Purpose: The use of robust and independent verification of IMRT/VMAT plans to verify Dose/MU delivered to the patient has been the mainstay of radiation oncology quality assurance. We describe the first Monte Carlo (MC) calculation based secondary MU check system.

Methods: An independent Monte Carlo patient transport code (SciMoCa) that was benchmarked against EGSnrc but with simplified beam properties and variance reduction techniques was integrated into MIM software. Beam modeling was performed and compared to measured data akin to TPS commissioning. Measured output factors, depth doses and beam profiles were compared to MC simulated values. Commissioning and clinical validation was performed according AAPM TG-219 recommendations

Results: Dose calculation in homogeneous phantom for various benchmark points as suggested in TG-219 report yielded 2% accuracy between measured, TPS MC calculated and SciMoCa MC calculated doses. In SBRT lung VMAT plans studied, the MC calculated doses between Monaco TPS and SciMoCa show agreement within 3% and a gamma pass rate of > 95% using 3%/3mm tolerance and 10% threshold. The dose calculated by collapsed cone (CC) convolution algorithm typically overestimated the dose to the center of lung PTV by 3%. DVH metrics agreed far better when comparing the MC calculated doses between TPS and SciMoCa when compared with CC convolution. Further in high Z materials, at the vicinity of both upstream and downstream metal interfaces, SciMoCa shows 3% agreement with TPS calculated MC dose in contrast to CC convolution algorithms where errors are in the range of 10-15%.

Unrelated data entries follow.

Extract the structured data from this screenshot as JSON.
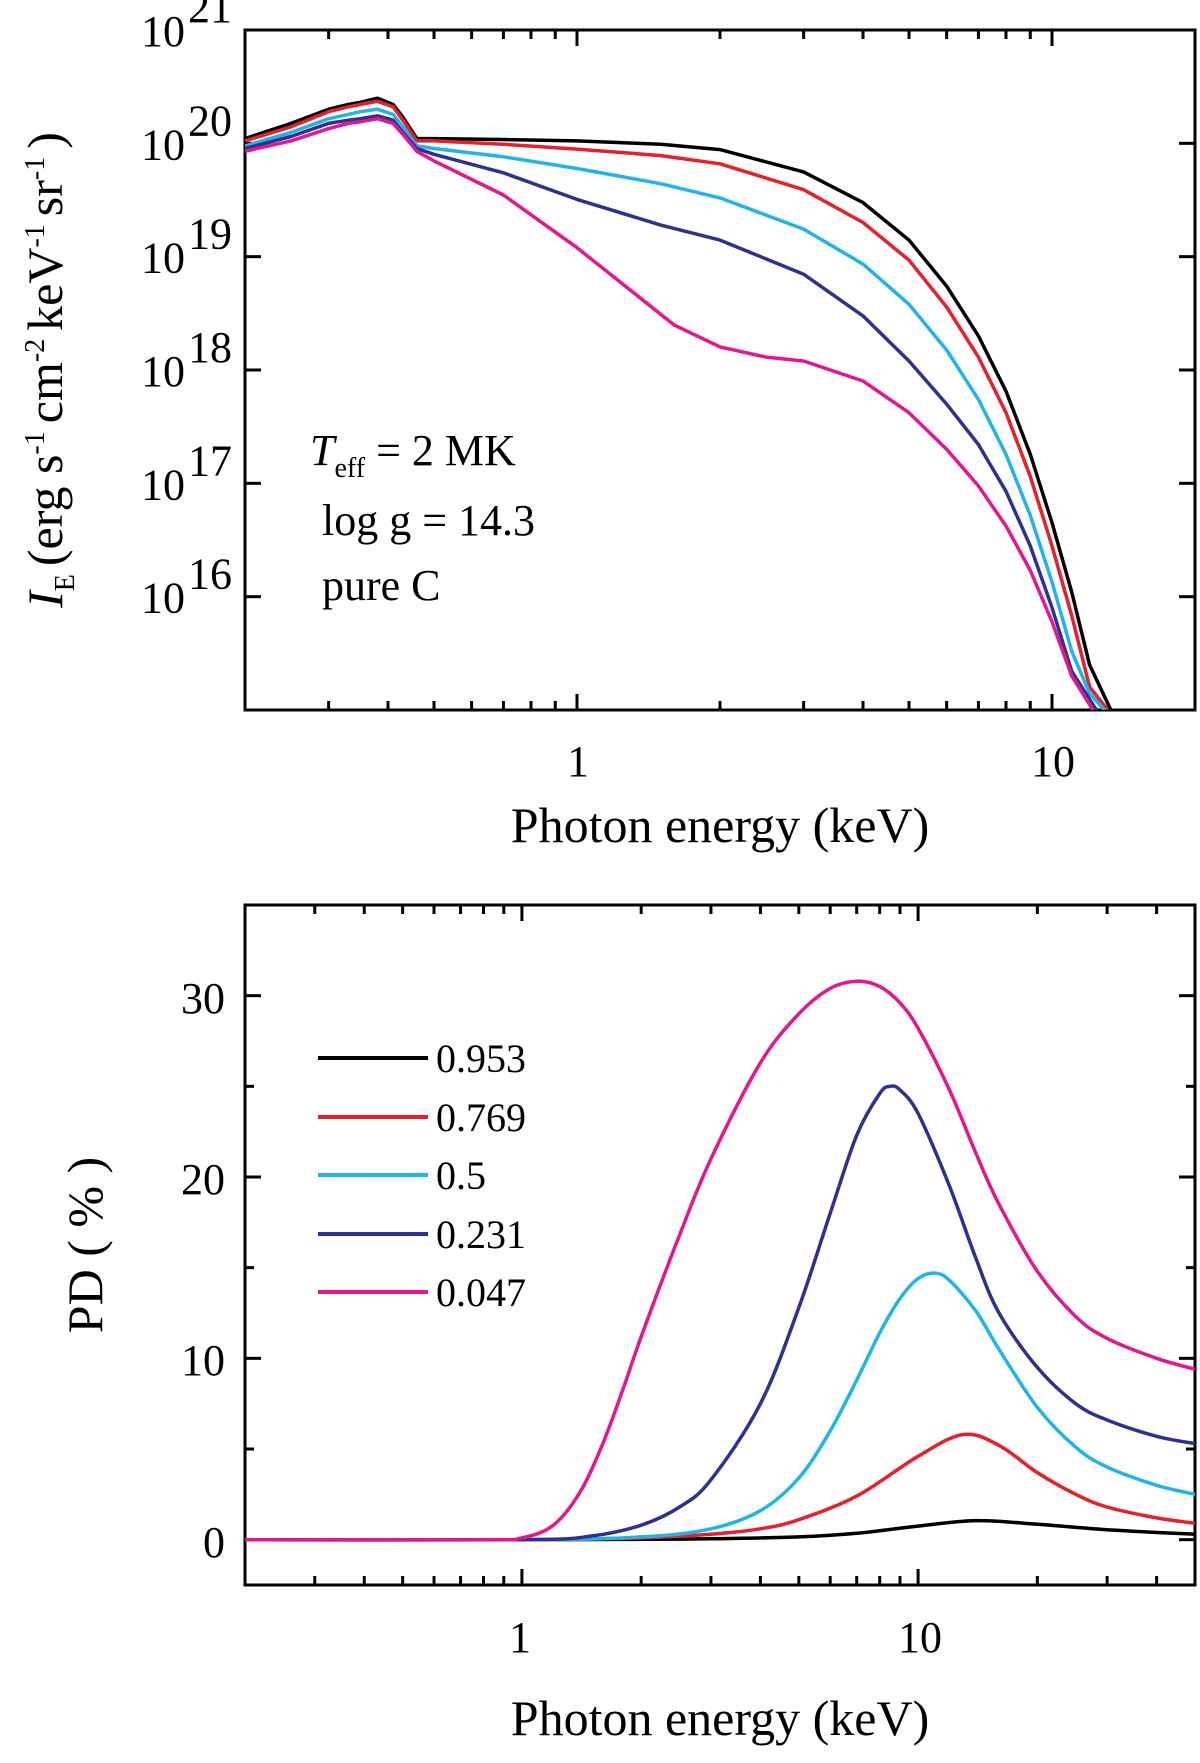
{
  "chart_data": [
    {
      "type": "line",
      "panel": "top",
      "xscale": "log",
      "yscale": "log",
      "xlim": [
        0.2,
        20
      ],
      "ylim": [
        1000000000000000.0,
        1e+21
      ],
      "xlabel": "Photon energy (keV)",
      "ylabel": {
        "symbol": "I",
        "subscript": "E",
        "units": "(erg s",
        "s_exp": "-1",
        "cm": "cm",
        "cm_exp": "-2",
        "kev": "keV",
        "kev_exp": "-1",
        "sr": "sr",
        "sr_exp": "-1",
        "close": ")"
      },
      "xticks": [
        {
          "value": 1,
          "label": "1"
        },
        {
          "value": 10,
          "label": "10"
        }
      ],
      "yticks": [
        {
          "value": 1e+16,
          "base": "10",
          "exp": "16"
        },
        {
          "value": 1e+17,
          "base": "10",
          "exp": "17"
        },
        {
          "value": 1e+18,
          "base": "10",
          "exp": "18"
        },
        {
          "value": 1e+19,
          "base": "10",
          "exp": "19"
        },
        {
          "value": 1e+20,
          "base": "10",
          "exp": "20"
        },
        {
          "value": 1e+21,
          "base": "10",
          "exp": "21"
        }
      ],
      "annotation": {
        "teff_symbol": "T",
        "teff_sub": "eff",
        "teff_value": " = 2 MK",
        "logg": "log g = 14.3",
        "composition": "pure C"
      },
      "series": [
        {
          "name": "0.953",
          "color": "#000000",
          "x": [
            0.2,
            0.25,
            0.3,
            0.33,
            0.35,
            0.38,
            0.41,
            0.43,
            0.46,
            0.5,
            0.7,
            1,
            1.5,
            2,
            3,
            4,
            5,
            6,
            7,
            8,
            9,
            10,
            11,
            12,
            13.3
          ],
          "y": [
            1.1e+20,
            1.5e+20,
            2e+20,
            2.2e+20,
            2.3e+20,
            2.5e+20,
            2.2e+20,
            1.7e+20,
            1.1e+20,
            1.1e+20,
            1.08e+20,
            1.05e+20,
            9.8e+19,
            8.8e+19,
            5.6e+19,
            3e+19,
            1.4e+19,
            5.5e+18,
            2e+18,
            6.5e+17,
            1.8e+17,
            4.5e+16,
            1.1e+16,
            2500000000000000.0,
            1000000000000000.0
          ]
        },
        {
          "name": "0.769",
          "color": "#e8202a",
          "x": [
            0.2,
            0.25,
            0.3,
            0.33,
            0.35,
            0.38,
            0.41,
            0.43,
            0.46,
            0.5,
            0.7,
            1,
            1.5,
            2,
            3,
            4,
            5,
            6,
            7,
            8,
            9,
            10,
            11,
            12,
            13.1
          ],
          "y": [
            1.05e+20,
            1.4e+20,
            1.9e+20,
            2.1e+20,
            2.2e+20,
            2.35e+20,
            2.1e+20,
            1.6e+20,
            1.05e+20,
            1.05e+20,
            9.8e+19,
            8.9e+19,
            7.8e+19,
            6.6e+19,
            3.9e+19,
            2e+19,
            9.3e+18,
            3.6e+18,
            1.3e+18,
            4.2e+17,
            1.15e+17,
            2.8e+16,
            6800000000000000.0,
            1600000000000000.0,
            1000000000000000.0
          ]
        },
        {
          "name": "0.5",
          "color": "#20b4ec",
          "x": [
            0.2,
            0.25,
            0.3,
            0.33,
            0.35,
            0.38,
            0.41,
            0.43,
            0.46,
            0.5,
            0.7,
            1,
            1.5,
            2,
            3,
            4,
            5,
            6,
            7,
            8,
            9,
            10,
            11,
            12,
            12.9
          ],
          "y": [
            9.5e+19,
            1.25e+20,
            1.65e+20,
            1.8e+20,
            1.9e+20,
            2e+20,
            1.8e+20,
            1.4e+20,
            9.5e+19,
            9e+19,
            7.6e+19,
            6e+19,
            4.4e+19,
            3.3e+19,
            1.75e+19,
            8.6e+18,
            3.8e+18,
            1.5e+18,
            5.5e+17,
            1.8e+17,
            5.2e+16,
            1.35e+16,
            3300000000000000.0,
            1400000000000000.0,
            1000000000000000.0
          ]
        },
        {
          "name": "0.231",
          "color": "#2e3192",
          "x": [
            0.2,
            0.25,
            0.3,
            0.33,
            0.35,
            0.38,
            0.41,
            0.43,
            0.46,
            0.5,
            0.7,
            1,
            1.5,
            2,
            3,
            4,
            5,
            6,
            7,
            8,
            9,
            10,
            11,
            12.4
          ],
          "y": [
            9e+19,
            1.15e+20,
            1.5e+20,
            1.6e+20,
            1.65e+20,
            1.75e+20,
            1.6e+20,
            1.25e+20,
            9e+19,
            8e+19,
            5.5e+19,
            3.2e+19,
            1.9e+19,
            1.4e+19,
            7e+18,
            3e+18,
            1.2e+18,
            5e+17,
            2.2e+17,
            8.5e+16,
            2.8e+16,
            8000000000000000.0,
            2200000000000000.0,
            1000000000000000.0
          ]
        },
        {
          "name": "0.047",
          "color": "#e6178e",
          "x": [
            0.2,
            0.25,
            0.3,
            0.33,
            0.35,
            0.38,
            0.41,
            0.43,
            0.46,
            0.5,
            0.7,
            1,
            1.3,
            1.6,
            2,
            2.5,
            3,
            4,
            5,
            6,
            7,
            8,
            9,
            10,
            11,
            12.2
          ],
          "y": [
            8.5e+19,
            1.05e+20,
            1.35e+20,
            1.5e+20,
            1.55e+20,
            1.65e+20,
            1.5e+20,
            1.2e+20,
            8.5e+19,
            7e+19,
            3.5e+19,
            1.2e+19,
            5e+18,
            2.5e+18,
            1.6e+18,
            1.3e+18,
            1.2e+18,
            8e+17,
            4.2e+17,
            2e+17,
            9.5e+16,
            4.2e+16,
            1.7e+16,
            6000000000000000.0,
            2000000000000000.0,
            1000000000000000.0
          ]
        }
      ]
    },
    {
      "type": "line",
      "panel": "bottom",
      "xscale": "log",
      "yscale": "linear",
      "xlim": [
        0.2,
        50
      ],
      "ylim": [
        -2.5,
        35
      ],
      "xlabel": "Photon energy (keV)",
      "ylabel": "PD ( % )",
      "xticks": [
        {
          "value": 1,
          "label": "1"
        },
        {
          "value": 10,
          "label": "10"
        }
      ],
      "yticks": [
        {
          "value": 0,
          "label": "0"
        },
        {
          "value": 10,
          "label": "10"
        },
        {
          "value": 20,
          "label": "20"
        },
        {
          "value": 30,
          "label": "30"
        }
      ],
      "legend": {
        "placement": "top-left",
        "entries": [
          "0.953",
          "0.769",
          "0.5",
          "0.231",
          "0.047"
        ]
      },
      "series": [
        {
          "name": "0.953",
          "color": "#000000",
          "x": [
            0.2,
            1,
            2,
            3,
            5,
            7,
            10,
            14,
            20,
            30,
            50
          ],
          "y": [
            0,
            0,
            0.02,
            0.05,
            0.15,
            0.35,
            0.75,
            1.05,
            0.85,
            0.55,
            0.3
          ]
        },
        {
          "name": "0.769",
          "color": "#e8202a",
          "x": [
            0.2,
            1,
            2,
            3,
            4,
            5,
            7,
            10,
            13,
            16,
            20,
            25,
            30,
            40,
            50
          ],
          "y": [
            0,
            0,
            0.1,
            0.3,
            0.6,
            1.1,
            2.4,
            4.6,
            5.8,
            5.2,
            3.7,
            2.5,
            1.8,
            1.2,
            0.9
          ]
        },
        {
          "name": "0.5",
          "color": "#20b4ec",
          "x": [
            0.2,
            1,
            2,
            3,
            4,
            5,
            6,
            7,
            8,
            9,
            10,
            11,
            12,
            14,
            16,
            20,
            25,
            30,
            40,
            50
          ],
          "y": [
            0,
            0,
            0.15,
            0.6,
            1.6,
            3.4,
            6.0,
            8.8,
            11.4,
            13.3,
            14.4,
            14.7,
            14.3,
            12.6,
            10.5,
            7.3,
            5.1,
            4.0,
            3.0,
            2.5
          ]
        },
        {
          "name": "0.231",
          "color": "#2e3192",
          "x": [
            0.2,
            1,
            1.5,
            2,
            2.5,
            3,
            4,
            5,
            6,
            7,
            8,
            8.5,
            9,
            10,
            12,
            14,
            16,
            20,
            25,
            30,
            40,
            50
          ],
          "y": [
            0,
            0,
            0.2,
            0.8,
            1.8,
            3.3,
            7.5,
            12.8,
            18.0,
            22.3,
            24.6,
            25.0,
            24.8,
            23.5,
            19.5,
            15.5,
            12.5,
            9.5,
            7.5,
            6.6,
            5.7,
            5.3
          ]
        },
        {
          "name": "0.047",
          "color": "#e6178e",
          "x": [
            0.2,
            0.8,
            1,
            1.2,
            1.4,
            1.6,
            1.8,
            2,
            2.5,
            3,
            4,
            5,
            6,
            7,
            8,
            9,
            10,
            12,
            14,
            16,
            20,
            25,
            30,
            40,
            50
          ],
          "y": [
            0,
            0,
            0.1,
            0.8,
            2.6,
            5.3,
            8.3,
            11.2,
            16.8,
            21.0,
            26.3,
            29.0,
            30.4,
            30.8,
            30.5,
            29.6,
            28.2,
            24.8,
            21.3,
            18.5,
            14.8,
            12.3,
            11.1,
            10.0,
            9.4
          ]
        }
      ]
    }
  ]
}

Conclusion: We have clinically implemented the first ever MC calculation based secondary MU check that exhibits calculation accuracy comparable to MC calculated dose by TPS and superior to currently commercially available 2D and 3D convolution/superposition based approaches. The integration of workflows that automatically calculate 3D local and global gamma maps greatly facilitate patient specific analysis.